What's an example of an configurable aspect of some environment that Ansible handles awfully but that another configuration tool handles well?

Generally, all these tools are doing the same thing, i.e. running a bunch of commands on a bunch of servers. I haven't discovered what specific details tho indicate Ansible being less suitable (or unsuitable) for configuration management.

I could easily imagine that the 'modules' in Ansible aren't as robust as those in, e.g. Chef, at least for some platforms. But my experience so far having used both Chef and Ansible with Windows VMs (on VMWare) is that Ansible is much better.


> What's an example of an configurable aspect of some environment that Ansible handles awfully but that another configuration tool handles well?

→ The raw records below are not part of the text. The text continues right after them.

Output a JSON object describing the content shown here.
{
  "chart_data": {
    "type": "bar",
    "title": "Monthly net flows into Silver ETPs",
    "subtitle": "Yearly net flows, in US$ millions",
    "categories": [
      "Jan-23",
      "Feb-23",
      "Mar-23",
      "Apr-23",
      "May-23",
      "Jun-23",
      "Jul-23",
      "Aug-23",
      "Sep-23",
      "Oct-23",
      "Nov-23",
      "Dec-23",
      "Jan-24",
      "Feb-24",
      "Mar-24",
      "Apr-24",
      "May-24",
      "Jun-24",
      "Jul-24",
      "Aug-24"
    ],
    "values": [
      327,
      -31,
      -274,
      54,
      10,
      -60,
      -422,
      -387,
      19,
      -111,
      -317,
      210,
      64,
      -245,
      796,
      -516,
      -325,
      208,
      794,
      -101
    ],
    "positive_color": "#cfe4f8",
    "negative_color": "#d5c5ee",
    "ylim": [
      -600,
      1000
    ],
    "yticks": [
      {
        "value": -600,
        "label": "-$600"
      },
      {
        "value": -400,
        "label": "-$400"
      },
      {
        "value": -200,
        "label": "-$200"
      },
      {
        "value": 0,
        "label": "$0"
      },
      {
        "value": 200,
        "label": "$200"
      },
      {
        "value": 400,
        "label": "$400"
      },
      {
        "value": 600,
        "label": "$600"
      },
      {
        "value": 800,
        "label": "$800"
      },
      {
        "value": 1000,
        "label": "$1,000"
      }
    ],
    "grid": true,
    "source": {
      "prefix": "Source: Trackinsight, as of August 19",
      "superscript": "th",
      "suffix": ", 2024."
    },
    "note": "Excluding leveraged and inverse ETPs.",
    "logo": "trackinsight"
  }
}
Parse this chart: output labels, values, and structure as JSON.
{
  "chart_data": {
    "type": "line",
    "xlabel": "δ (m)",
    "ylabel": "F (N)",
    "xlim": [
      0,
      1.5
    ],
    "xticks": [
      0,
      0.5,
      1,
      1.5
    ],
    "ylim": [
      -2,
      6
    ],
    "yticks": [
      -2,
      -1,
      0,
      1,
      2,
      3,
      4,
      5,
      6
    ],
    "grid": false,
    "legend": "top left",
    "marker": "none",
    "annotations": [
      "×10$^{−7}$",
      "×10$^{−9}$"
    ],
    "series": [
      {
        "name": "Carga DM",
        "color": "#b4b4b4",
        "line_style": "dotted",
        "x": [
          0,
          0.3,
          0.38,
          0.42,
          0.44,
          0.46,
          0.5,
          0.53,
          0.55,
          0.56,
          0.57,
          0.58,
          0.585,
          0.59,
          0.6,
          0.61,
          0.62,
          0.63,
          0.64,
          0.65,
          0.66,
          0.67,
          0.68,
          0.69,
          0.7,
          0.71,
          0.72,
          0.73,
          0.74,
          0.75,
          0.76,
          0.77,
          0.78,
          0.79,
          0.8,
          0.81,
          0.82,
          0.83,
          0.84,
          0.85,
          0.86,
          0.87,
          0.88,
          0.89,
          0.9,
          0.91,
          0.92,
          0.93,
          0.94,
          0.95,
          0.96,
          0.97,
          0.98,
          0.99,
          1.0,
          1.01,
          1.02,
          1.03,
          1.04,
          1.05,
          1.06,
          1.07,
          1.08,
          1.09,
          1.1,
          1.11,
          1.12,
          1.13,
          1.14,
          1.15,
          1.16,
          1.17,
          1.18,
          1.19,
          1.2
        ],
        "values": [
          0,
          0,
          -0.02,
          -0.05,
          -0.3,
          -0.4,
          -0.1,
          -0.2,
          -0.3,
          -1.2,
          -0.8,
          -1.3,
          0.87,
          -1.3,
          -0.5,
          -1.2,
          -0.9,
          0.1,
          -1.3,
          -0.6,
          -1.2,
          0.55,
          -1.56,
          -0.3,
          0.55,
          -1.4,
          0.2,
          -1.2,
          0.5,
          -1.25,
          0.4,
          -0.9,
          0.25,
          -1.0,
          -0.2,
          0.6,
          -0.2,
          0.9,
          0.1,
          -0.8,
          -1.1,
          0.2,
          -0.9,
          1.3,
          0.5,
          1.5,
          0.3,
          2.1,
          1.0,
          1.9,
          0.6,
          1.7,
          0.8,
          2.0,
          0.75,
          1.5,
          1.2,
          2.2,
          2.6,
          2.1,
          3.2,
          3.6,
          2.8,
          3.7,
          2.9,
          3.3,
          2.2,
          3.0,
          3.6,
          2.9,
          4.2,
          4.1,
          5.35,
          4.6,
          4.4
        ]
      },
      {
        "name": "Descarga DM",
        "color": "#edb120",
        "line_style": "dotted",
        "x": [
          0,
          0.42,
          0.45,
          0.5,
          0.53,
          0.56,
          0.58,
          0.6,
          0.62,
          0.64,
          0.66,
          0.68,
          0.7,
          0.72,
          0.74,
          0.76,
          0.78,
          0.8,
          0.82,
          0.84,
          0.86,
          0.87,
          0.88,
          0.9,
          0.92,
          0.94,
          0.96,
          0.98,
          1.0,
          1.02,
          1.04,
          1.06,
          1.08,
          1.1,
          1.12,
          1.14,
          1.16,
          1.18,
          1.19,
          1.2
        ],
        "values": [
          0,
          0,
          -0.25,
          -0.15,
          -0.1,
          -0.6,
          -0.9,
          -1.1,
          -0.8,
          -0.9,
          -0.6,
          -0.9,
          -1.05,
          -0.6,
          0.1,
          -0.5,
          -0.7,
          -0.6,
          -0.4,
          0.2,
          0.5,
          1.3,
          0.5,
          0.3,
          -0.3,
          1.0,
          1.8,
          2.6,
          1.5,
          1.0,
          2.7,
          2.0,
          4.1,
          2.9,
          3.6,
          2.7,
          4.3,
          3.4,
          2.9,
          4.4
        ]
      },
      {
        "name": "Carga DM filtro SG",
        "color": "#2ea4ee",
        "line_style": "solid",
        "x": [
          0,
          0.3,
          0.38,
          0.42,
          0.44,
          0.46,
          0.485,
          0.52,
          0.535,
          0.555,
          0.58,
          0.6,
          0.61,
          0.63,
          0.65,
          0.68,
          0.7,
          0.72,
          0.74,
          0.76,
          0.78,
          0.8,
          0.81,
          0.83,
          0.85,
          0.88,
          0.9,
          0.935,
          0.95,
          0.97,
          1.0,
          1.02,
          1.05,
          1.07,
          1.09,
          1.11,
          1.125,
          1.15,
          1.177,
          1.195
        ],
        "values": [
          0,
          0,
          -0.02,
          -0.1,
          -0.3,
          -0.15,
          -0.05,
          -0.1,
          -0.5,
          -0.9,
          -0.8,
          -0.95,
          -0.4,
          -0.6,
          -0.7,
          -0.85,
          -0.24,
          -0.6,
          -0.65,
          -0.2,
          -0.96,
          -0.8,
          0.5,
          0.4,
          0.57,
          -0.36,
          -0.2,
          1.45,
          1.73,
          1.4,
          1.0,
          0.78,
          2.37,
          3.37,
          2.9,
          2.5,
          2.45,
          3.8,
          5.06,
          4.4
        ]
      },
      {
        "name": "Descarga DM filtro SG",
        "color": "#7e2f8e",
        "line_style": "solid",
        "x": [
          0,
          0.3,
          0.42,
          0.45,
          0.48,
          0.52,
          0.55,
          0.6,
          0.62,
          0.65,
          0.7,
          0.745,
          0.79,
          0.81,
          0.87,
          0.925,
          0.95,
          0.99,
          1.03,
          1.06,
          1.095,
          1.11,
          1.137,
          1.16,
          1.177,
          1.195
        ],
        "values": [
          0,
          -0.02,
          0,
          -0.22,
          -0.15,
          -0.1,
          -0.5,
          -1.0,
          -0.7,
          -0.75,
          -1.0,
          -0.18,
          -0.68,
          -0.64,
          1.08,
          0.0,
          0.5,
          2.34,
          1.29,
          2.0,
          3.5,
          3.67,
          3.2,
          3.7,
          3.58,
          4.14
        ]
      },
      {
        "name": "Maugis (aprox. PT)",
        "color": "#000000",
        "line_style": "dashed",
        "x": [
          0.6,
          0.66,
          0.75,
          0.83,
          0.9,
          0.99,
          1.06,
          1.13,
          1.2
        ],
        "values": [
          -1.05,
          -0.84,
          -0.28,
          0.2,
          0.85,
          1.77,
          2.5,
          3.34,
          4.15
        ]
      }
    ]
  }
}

Hosts that were temporarily down when Ansible tried to ship configuration. CFEngine or Puppet just apply the changes some time later without operator's intervention.

> Generally, all these tools are doing the same thing, i.e. running a bunch of commands on a bunch of servers.

So does Ant or Gradle. Something is different about the operation, though, because nobody uses Gradle to manage server configuration.

> I haven't discovered what specific details tho indicate Ansible being less suitable (or unsuitable) for configuration management.

The architecture and the protocol.

With Ansible you get synchronous sequence of operations that breaks on first problem (e.g. host is down for maintenance). This is OK for deployment, but not for ordering a configuration change, for which you don't care when it will be applied, as long as it's soon enough. Note that deployment and managing configuration are similar, but different things, and it's not uncommon to need to do both (although not at the same time).

Then the protocol. Ansible uses brain-dead idea of using the debugging/interactive channel (SSH) to configure things, including possibly SSH itself. One small mistake can cut off your all remote access at once. It's negligible risk if you only configure SSH daemon when deploying the server, but it increases quickly in the log-term.

Not to mention that managing SSH access properly (e.g. not ignoring warnings about hosts' public keys, but not just that) is much more tedious than keeping a CA, so SSH is a bad choice for unattended operations.


Amen.

Ansible is great for fire and forget machines you don't need or care about. You need real config management with an audit trail when you go enterprise.